Le département américain de l’Énergie intensifie la surveillance du minage de Bitcoin
Le Département de l’Énergie des États-Unis (DOE), par l’intermédiaire de l’Energy Information Administration (EIA), a lancé un «demande de collecte de données d’urgence». Il s’agit d’examiner en détail la consommation d’électricité des mineurs de Bitcoin basés aux États-Unis au cours des six prochains mois.
La décision, annoncée via la newsletter The Node, a suscité des inquiétudes au sein de la communauté crypto. L’EIA, une agence de statistiques du DOE, utilisera les informations collectées pour éclairer les politiques potentielles liées à l’industrie minière de crypto-monnaie. Malgré la déclaration de neutralité politique de l’EIA, l’élaboration d’un «urgence» et la position crypto-critique de l’administration actuelle suscite des inquiétudes quant à d’éventuelles conséquences négatives.
Le Salvador présente des défis et des opportunités pour l’utilisation du Bitcoin en pleine élection présidentielle
À l’approche des élections présidentielles au Salvador, les entrepreneurs locaux et étrangers reconnaissent que, près de trois ans après la loi Bitcoin, l’utilisation du Bitcoin dans le pays est considérée comme «très inhabituel».
De plus, on constate une faible adoption de la cryptomonnaie. Ceci, accompagné d’un impact de l’inflation sur les prix des produits essentiels.
Malgré le faible taux d’adoption actuel, on s’attend à ce que la construction du «Ville Bitcoin» au Salvador reprend après les élections présidentielles. Le vice-président du pays, Félix Ulloa, a annoncé qu’il reprendrait les projets de construction de ce centre hors taxes et de lancement d’obligations Bitcoin, profitant du soutien populaire au président Bukele après sa lutte énergique contre les gangs criminels.
Nicki, un ancien conseiller hypothécaire, a exprimé à Reuters son point de vue sur l’adoption du Bitcoin dans le pays : «L’adoption est énorme pour nous – c’est ce que nous considérons comme important et la façon dont Bitcoin va gagner. Bukele a posé le drapeau au sol».

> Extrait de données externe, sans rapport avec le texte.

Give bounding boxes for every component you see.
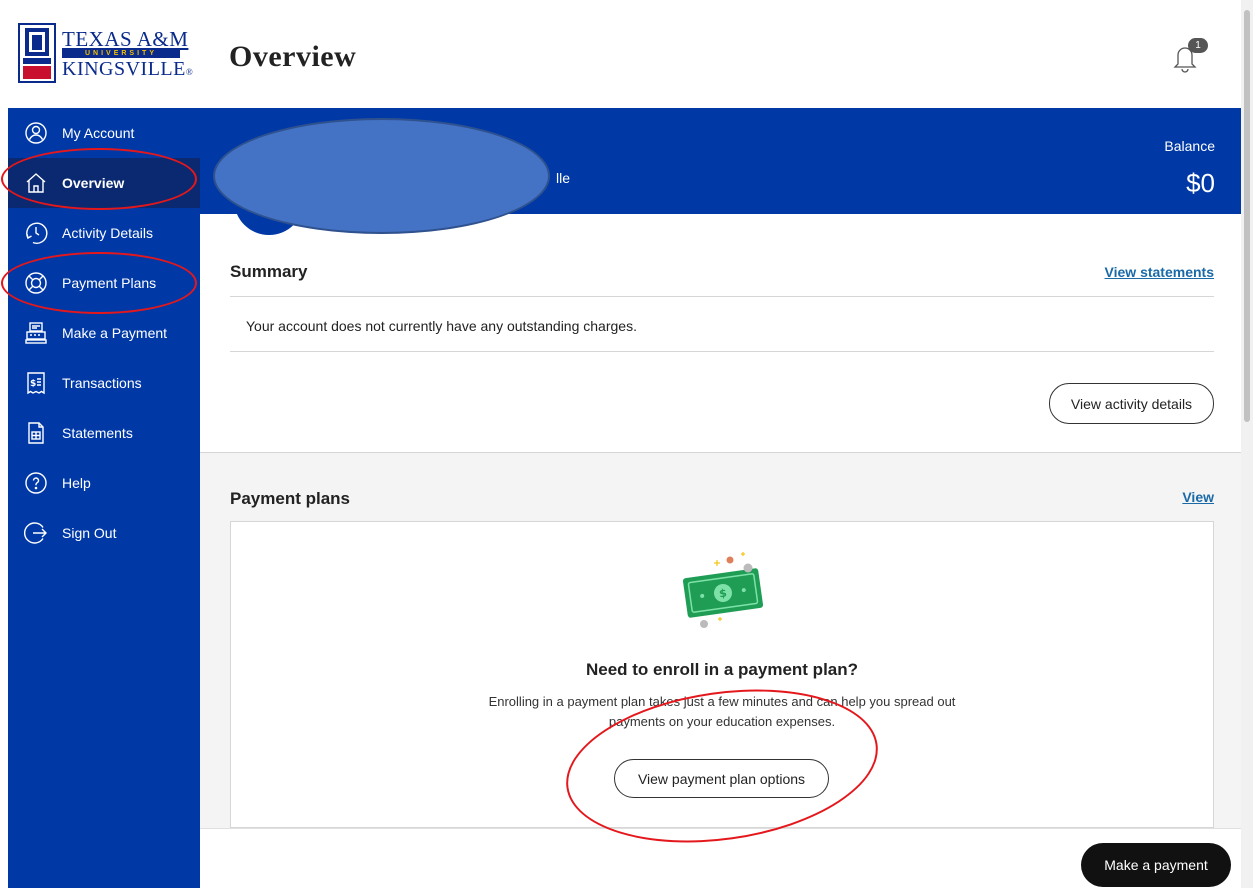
scrollbar-thumb[interactable]: [1244, 10, 1250, 422]
university-logo[interactable]: TEXAS A&M UNIVERSITY KINGSVILLE®: [0, 0, 200, 108]
sidebar-item-my-account[interactable]: My Account: [8, 108, 200, 158]
crest-icon: [18, 23, 56, 83]
statement-icon: [28, 422, 44, 444]
register-icon: [25, 322, 47, 344]
sidebar-item-label: Help: [62, 475, 91, 491]
home-icon: [26, 173, 46, 193]
clock-icon: [26, 222, 48, 244]
sidebar-item-sign-out[interactable]: Sign Out: [8, 508, 200, 558]
sidebar-item-label: Transactions: [62, 375, 142, 391]
summary-message: Your account does not currently have any…: [246, 318, 637, 334]
redaction-overlay: [213, 118, 550, 234]
sidebar-item-label: Overview: [62, 175, 125, 191]
view-activity-details-button[interactable]: View activity details: [1049, 383, 1214, 424]
sidebar-item-label: Payment Plans: [62, 275, 157, 291]
view-statements-link[interactable]: View statements: [1105, 264, 1214, 280]
balance-label: Balance: [1164, 138, 1215, 154]
sidebar-item-label: My Account: [62, 125, 135, 141]
sidebar-item-transactions[interactable]: $ Transactions: [8, 358, 200, 408]
sidebar: My Account Overview Activity Details Pay…: [8, 108, 200, 888]
user-circle-icon: [25, 122, 47, 144]
summary-title: Summary: [230, 262, 308, 281]
help-icon: [25, 472, 47, 494]
view-payment-plans-link[interactable]: View: [1182, 489, 1214, 505]
divider: [230, 296, 1214, 297]
money-illustration-icon: $: [682, 552, 764, 628]
sidebar-item-overview[interactable]: Overview: [8, 158, 200, 208]
sidebar-item-label: Activity Details: [62, 225, 154, 241]
sidebar-item-label: Statements: [62, 425, 133, 441]
sidebar-item-label: Make a Payment: [62, 325, 168, 341]
sidebar-item-statements[interactable]: Statements: [8, 408, 200, 458]
make-payment-button[interactable]: Make a payment: [1081, 843, 1231, 887]
payment-plan-heading: Need to enroll in a payment plan?: [585, 660, 859, 679]
sidebar-item-make-a-payment[interactable]: Make a Payment: [8, 308, 200, 358]
divider: [230, 351, 1214, 352]
sign-out-icon: [24, 522, 47, 544]
sidebar-item-help[interactable]: Help: [8, 458, 200, 508]
lifebuoy-icon: [25, 272, 47, 294]
view-payment-plan-options-button[interactable]: View payment plan options: [614, 759, 829, 798]
sidebar-item-activity-details[interactable]: Activity Details: [8, 208, 200, 258]
payment-plan-description: Enrolling in a payment plan takes just a…: [488, 694, 956, 729]
receipt-icon: $: [27, 372, 45, 395]
logo-line-3: KINGSVILLE®: [62, 58, 194, 80]
notification-badge: 1: [1188, 38, 1208, 53]
svg-text:$: $: [30, 379, 36, 389]
page-title: Overview: [229, 40, 357, 73]
payment-plans-title: Payment plans: [230, 489, 350, 508]
logo-line-2: UNIVERSITY: [62, 49, 180, 58]
school-name: lle: [556, 170, 571, 186]
sidebar-item-label: Sign Out: [62, 525, 117, 541]
sidebar-item-payment-plans[interactable]: Payment Plans: [8, 258, 200, 308]
balance-value: $0: [1186, 168, 1215, 198]
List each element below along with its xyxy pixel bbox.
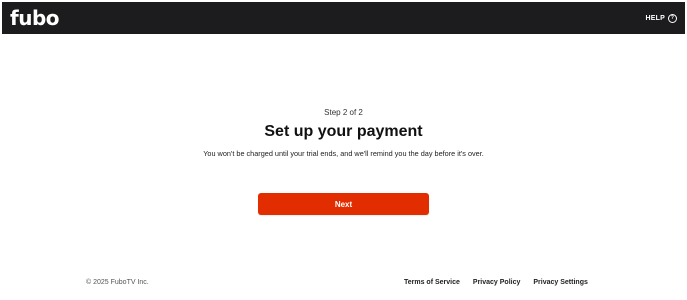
next-button[interactable]: Next: [258, 193, 429, 215]
page-title: Set up your payment: [264, 123, 423, 140]
help-button[interactable]: HELP ?: [645, 13, 677, 23]
question-circle-icon: ?: [668, 13, 677, 23]
copyright-text: © 2025 FuboTV Inc.: [86, 279, 149, 286]
footer-links: Terms of Service Privacy Policy Privacy …: [404, 279, 588, 286]
terms-of-service-link[interactable]: Terms of Service: [404, 279, 460, 286]
privacy-policy-link[interactable]: Privacy Policy: [473, 279, 520, 286]
help-label: HELP: [645, 14, 665, 22]
top-bar: fubo HELP ?: [2, 2, 685, 34]
step-indicator: Step 2 of 2: [324, 108, 363, 117]
page-subtitle: You won't be charged until your trial en…: [203, 149, 484, 158]
fubo-logo[interactable]: fubo: [10, 6, 60, 30]
privacy-settings-link[interactable]: Privacy Settings: [533, 279, 587, 286]
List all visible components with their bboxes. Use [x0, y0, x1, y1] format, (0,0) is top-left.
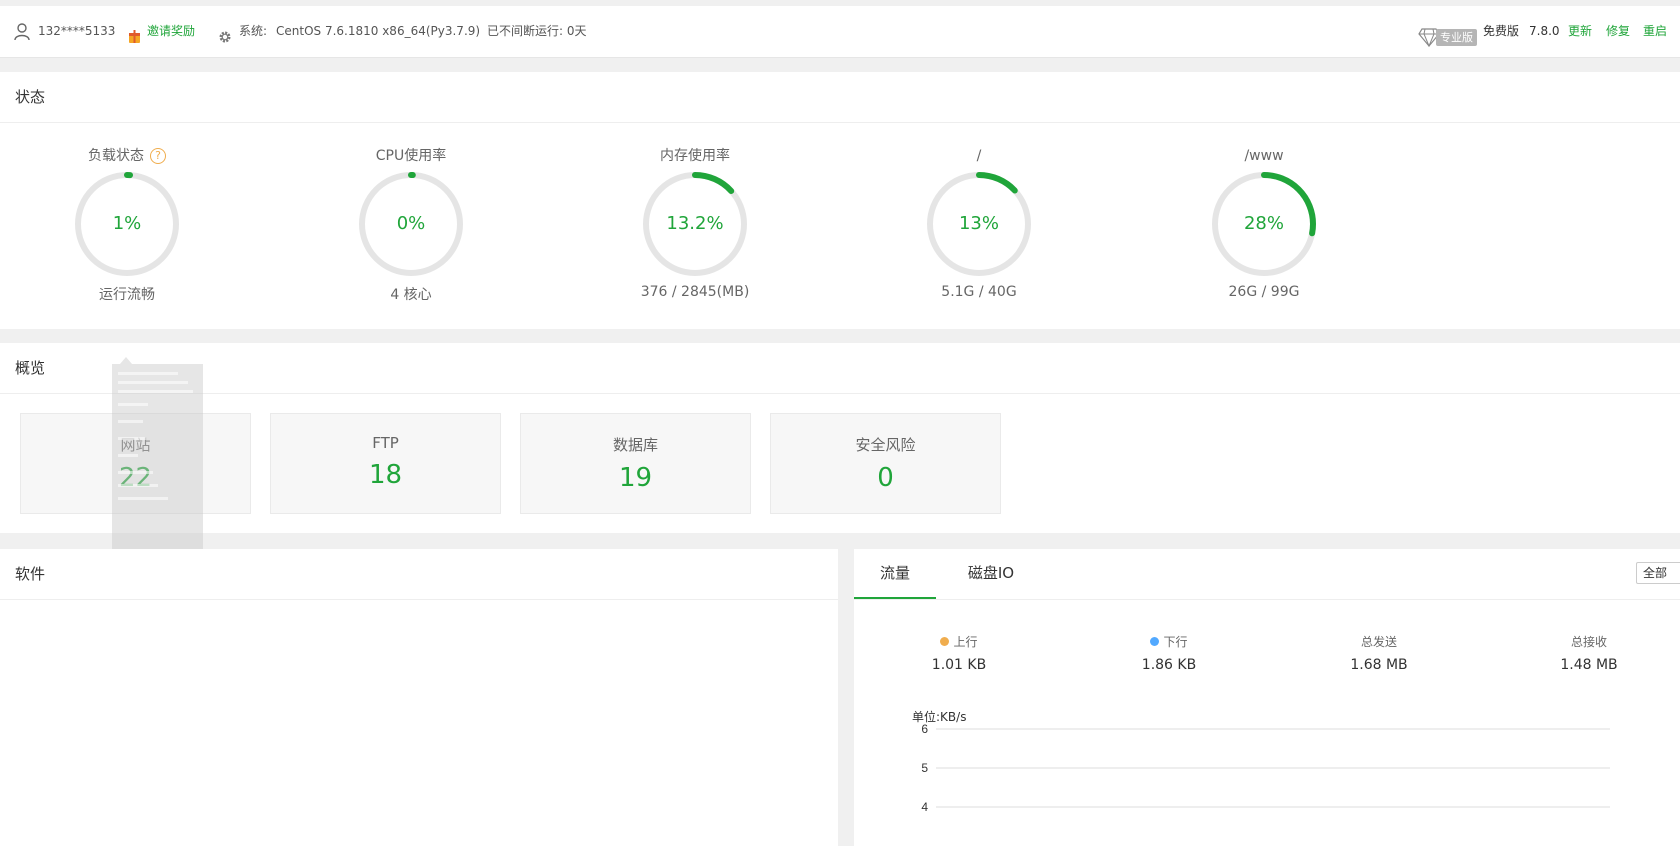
gear-icon [219, 31, 231, 43]
card-label: 网站 [120, 436, 151, 454]
user-icon [14, 23, 30, 41]
gauge-title: / [976, 148, 982, 164]
gauge-title: 内存使用率 [660, 148, 730, 164]
free-edition-label: 免费版 [1483, 24, 1520, 38]
card-count[interactable]: 18 [271, 460, 500, 490]
status-title: 状态 [0, 72, 1680, 123]
y-tick-label: 6 [921, 722, 928, 736]
gauge-ring: 0% [357, 170, 465, 278]
card-label: FTP [372, 434, 399, 452]
card-count[interactable]: 19 [521, 463, 750, 493]
top-bar: 132****5133 邀请奖励 系统: CentOS 7.6.1810 x86… [0, 6, 1680, 58]
y-tick-label: 4 [921, 800, 928, 814]
overview-card-ftp[interactable]: FTP 18 [270, 413, 501, 514]
gauge-subtext: 376 / 2845(MB) [640, 284, 750, 300]
card-count[interactable]: 0 [771, 463, 1000, 493]
gauge-cpu[interactable]: CPU使用率 0% 4 核心 [311, 146, 511, 304]
software-panel: 软件 [0, 549, 838, 846]
update-link[interactable]: 更新 [1568, 6, 1592, 57]
gauge-subtext: 26G / 99G [1228, 284, 1300, 300]
traffic-panel: 流量 磁盘IO 全部 ▾ 上行 1.01 KB 下行 1.86 KB 总发送 1… [854, 549, 1680, 846]
overview-title: 概览 [0, 343, 1680, 394]
username[interactable]: 132****5133 [38, 6, 115, 57]
version-number: 7.8.0 [1529, 24, 1560, 38]
overview-card-sites[interactable]: 网站 22 [20, 413, 251, 514]
system-label: 系统: [239, 24, 268, 38]
restart-link[interactable]: 重启 [1643, 6, 1667, 57]
gauge-memory[interactable]: 内存使用率 13.2% 376 / 2845(MB) [595, 146, 795, 300]
card-label: 数据库 [612, 436, 658, 454]
help-icon[interactable]: ? [150, 148, 166, 164]
gauge-ring: 13% [925, 170, 1033, 278]
card-count[interactable]: 22 [21, 463, 250, 493]
gauge-disk-www[interactable]: /www 28% 26G / 99G [1164, 146, 1364, 300]
repair-link[interactable]: 修复 [1606, 6, 1630, 57]
gauge-title: CPU使用率 [375, 148, 447, 164]
gauge-subtext: 4 核心 [390, 287, 432, 303]
gauge-value: 28% [1243, 213, 1284, 234]
gauge-title: 负载状态 [88, 148, 144, 164]
overview-card-security-risk[interactable]: 安全风险 0 [770, 413, 1001, 514]
software-title: 软件 [0, 549, 838, 600]
status-panel: 状态 负载状态? 1% 运行流畅 CPU使用率 0% 4 核心 内存使用率 13… [0, 72, 1680, 329]
uptime-text: 已不间断运行: 0天 [487, 24, 587, 38]
overview-card-database[interactable]: 数据库 19 [520, 413, 751, 514]
system-value: CentOS 7.6.1810 x86_64(Py3.7.9) [276, 24, 481, 38]
card-label: 安全风险 [855, 436, 916, 454]
invite-reward-link[interactable]: 邀请奖励 [147, 6, 195, 57]
gift-icon [129, 30, 140, 43]
gauge-title: /www [1244, 148, 1284, 164]
traffic-chart: 6 5 4 [921, 722, 1610, 814]
gauge-ring: 28% [1210, 170, 1318, 278]
gauge-subtext: 5.1G / 40G [941, 284, 1017, 300]
gauge-ring: 1% [73, 170, 181, 278]
gauge-value: 0% [396, 213, 426, 234]
gauge-subtext: 运行流畅 [99, 287, 155, 303]
gauge-value: 1% [112, 213, 142, 234]
gauge-load[interactable]: 负载状态? 1% 运行流畅 [27, 146, 227, 304]
overview-panel: 概览 网站 22 FTP 18 数据库 19 安全风险 0 [0, 343, 1680, 533]
gauge-disk-root[interactable]: / 13% 5.1G / 40G [879, 146, 1079, 300]
gauge-value: 13.2% [666, 213, 724, 234]
gauge-value: 13% [958, 213, 999, 234]
y-tick-label: 5 [921, 761, 928, 775]
pro-edition-badge[interactable]: 专业版 [1436, 29, 1477, 46]
gauge-ring: 13.2% [641, 170, 749, 278]
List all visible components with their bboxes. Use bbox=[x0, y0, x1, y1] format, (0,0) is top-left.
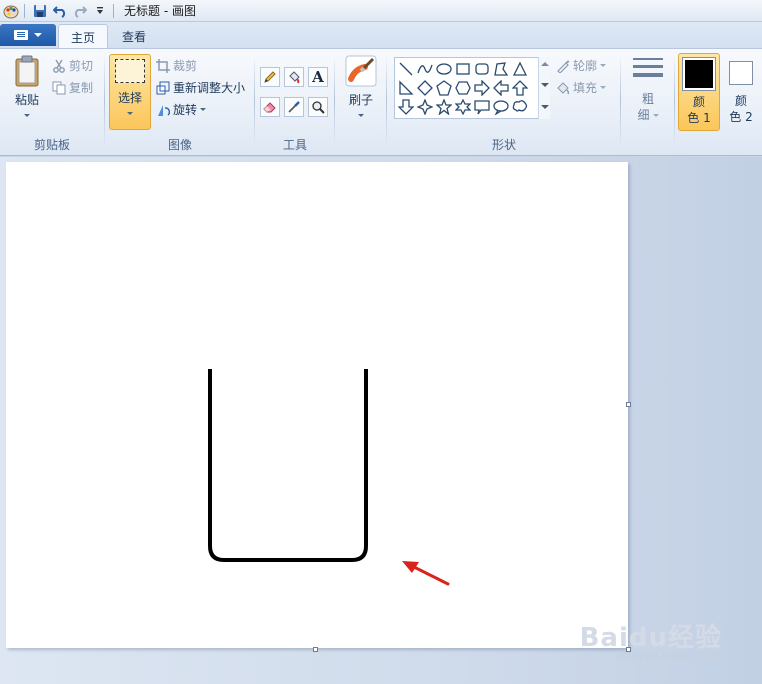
chevron-down-icon bbox=[34, 33, 42, 37]
watermark-url: jingyan.baidu.com bbox=[618, 649, 720, 662]
four-point-star-shape-icon[interactable] bbox=[416, 98, 434, 116]
canvas-workspace: Baidu经验 jingyan.baidu.com bbox=[0, 157, 762, 684]
color1-swatch bbox=[682, 57, 716, 91]
size-button[interactable]: 粗 细 bbox=[628, 55, 668, 123]
oval-shape-icon[interactable] bbox=[435, 60, 453, 78]
hexagon-shape-icon[interactable] bbox=[454, 79, 472, 97]
outline-label: 轮廓 bbox=[573, 59, 598, 73]
ribbon: 粘贴 剪切 复制 剪贴板 选择 裁剪 重新调整大小 旋转 图像 A 工具 刷子 … bbox=[0, 48, 762, 156]
oval-callout-shape-icon[interactable] bbox=[492, 98, 510, 116]
right-triangle-shape-icon[interactable] bbox=[397, 79, 415, 97]
size-dropdown-icon bbox=[652, 113, 659, 117]
fill-label: 填充 bbox=[573, 81, 598, 95]
rounded-rectangle-shape-icon[interactable] bbox=[473, 60, 491, 78]
canvas-resize-handle-bottom[interactable] bbox=[313, 647, 318, 652]
gallery-expand-icon[interactable] bbox=[541, 105, 549, 109]
size-label-line2: 细 bbox=[637, 108, 650, 122]
line-width-icon bbox=[633, 58, 663, 77]
quick-access-separator bbox=[24, 3, 25, 18]
redo-icon[interactable] bbox=[71, 2, 89, 20]
customize-quick-access-icon[interactable] bbox=[91, 2, 109, 20]
save-icon[interactable] bbox=[31, 2, 49, 20]
left-arrow-shape-icon[interactable] bbox=[492, 79, 510, 97]
color2-swatch bbox=[729, 61, 753, 85]
scroll-down-icon[interactable] bbox=[541, 83, 549, 87]
drawn-u-shape bbox=[208, 369, 368, 562]
diamond-shape-icon[interactable] bbox=[416, 79, 434, 97]
title-bar: 无标题 - 画图 bbox=[0, 0, 762, 22]
drawing-canvas[interactable] bbox=[6, 162, 628, 648]
six-point-star-shape-icon[interactable] bbox=[454, 98, 472, 116]
fill-dropdown-icon bbox=[600, 86, 607, 89]
shapes-gallery-scrollbar[interactable] bbox=[538, 57, 550, 119]
color1-button[interactable]: 颜 色 1 bbox=[678, 53, 720, 131]
pentagon-shape-icon[interactable] bbox=[435, 79, 453, 97]
curve-shape-icon[interactable] bbox=[416, 60, 434, 78]
group-separator bbox=[674, 55, 675, 147]
outline-button[interactable]: 轮廓 bbox=[556, 57, 607, 74]
window-title: 无标题 - 画图 bbox=[124, 4, 196, 18]
color2-button[interactable]: 颜 色 2 bbox=[722, 53, 760, 131]
down-arrow-shape-icon[interactable] bbox=[397, 98, 415, 116]
color2-label-line1: 颜 bbox=[734, 94, 747, 108]
size-group: 粗 细 bbox=[622, 49, 674, 155]
color1-label-line1: 颜 bbox=[692, 95, 705, 109]
undo-icon[interactable] bbox=[51, 2, 69, 20]
outline-brush-icon bbox=[557, 59, 570, 73]
shapes-group: 轮廓 填充 形状 bbox=[0, 49, 620, 155]
tab-view[interactable]: 查看 bbox=[110, 24, 158, 48]
scroll-up-icon[interactable] bbox=[541, 62, 549, 66]
cloud-callout-shape-icon[interactable] bbox=[511, 98, 529, 116]
triangle-shape-icon[interactable] bbox=[511, 60, 529, 78]
five-point-star-shape-icon[interactable] bbox=[435, 98, 453, 116]
color1-label-line2: 色 1 bbox=[687, 111, 711, 125]
shapes-gallery bbox=[394, 57, 550, 119]
fill-bucket-small-icon bbox=[557, 81, 570, 94]
title-separator bbox=[113, 3, 114, 18]
rect-callout-shape-icon[interactable] bbox=[473, 98, 491, 116]
group-separator bbox=[620, 55, 621, 147]
tab-home[interactable]: 主页 bbox=[58, 24, 109, 49]
ribbon-tab-row: 主页 查看 bbox=[0, 22, 762, 49]
shapes-group-label: 形状 bbox=[491, 138, 516, 152]
paint-app-icon[interactable] bbox=[2, 2, 20, 20]
right-arrow-shape-icon[interactable] bbox=[473, 79, 491, 97]
rectangle-shape-icon[interactable] bbox=[454, 60, 472, 78]
fill-button[interactable]: 填充 bbox=[556, 79, 607, 96]
canvas-resize-handle-right[interactable] bbox=[626, 402, 631, 407]
document-icon bbox=[14, 30, 28, 40]
size-label-line1: 粗 bbox=[641, 92, 654, 106]
red-arrow-annotation bbox=[402, 561, 450, 586]
color2-label-line2: 色 2 bbox=[729, 110, 753, 124]
paint-menu-button[interactable] bbox=[0, 24, 56, 46]
outline-dropdown-icon bbox=[600, 64, 607, 67]
drawing-layer bbox=[208, 369, 450, 586]
line-shape-icon[interactable] bbox=[397, 60, 415, 78]
up-arrow-shape-icon[interactable] bbox=[511, 79, 529, 97]
polygon-shape-icon[interactable] bbox=[492, 60, 510, 78]
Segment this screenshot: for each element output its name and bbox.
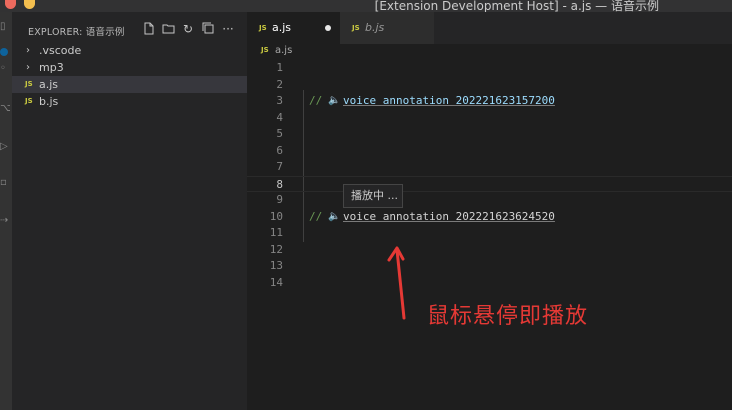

Reuters souligne également que, malgré la poussée pro-Bitcoin, l’économie du Salvador stagne. Et elle pourrait faire face à l’une des croissances les plus lentes d’Amérique centrale, avec une dette publique qui s’élevait à 25 milliards de dollars l’année dernière.
Les Émirats arabes unis et la Chine réalisent une transaction historique en monnaie numérique de la Banque centrale en renminbi
Les Émirats arabes unis (EAU) et la Chine ont effectué la première transaction transfrontalière en monnaie numérique de banque centrale (CBDC) en renminbi (RMB). Ce mouvement financier, qui impliquait le transfert de RMB et de 50 millions entre les deux pays, a été réalisé via l’infrastructure mBridge à un moment où la suprématie du dollar en Asie est remise en question.
La Banque populaire de Chine et la Banque centrale des Émirats arabes unis ont réalisé avec succès la transaction sur le réseau interbancaire personnalisé mBridge, qui relie les banques centrales de Hong Kong, de Chine, des Émirats arabes unis et de Thaïlande. Ce réseau, qui a mené son premier projet pilote en 2014, a gagné en importance dans le cadre des efforts de dédollarisation de la Chine. Surtout dans un contexte de tensions avec les Etats-Unis.
Lors d’une réunion de haut niveau à Abou Dhabi, le prince saoudien Mansour et l’ambassadeur chinois Yiming Zhang ont facilité conjointement le transfert de 50 millions de dirhams (l’équivalent de 13,6 millions de dollars) des Émirats arabes unis vers la Chine.
Simultanément, la banque centrale chinoise a effectué un paiement en RMB numérique. Marquant ainsi une réalisation significative dans la mise en œuvre de l’infrastructure blockchain mBridge.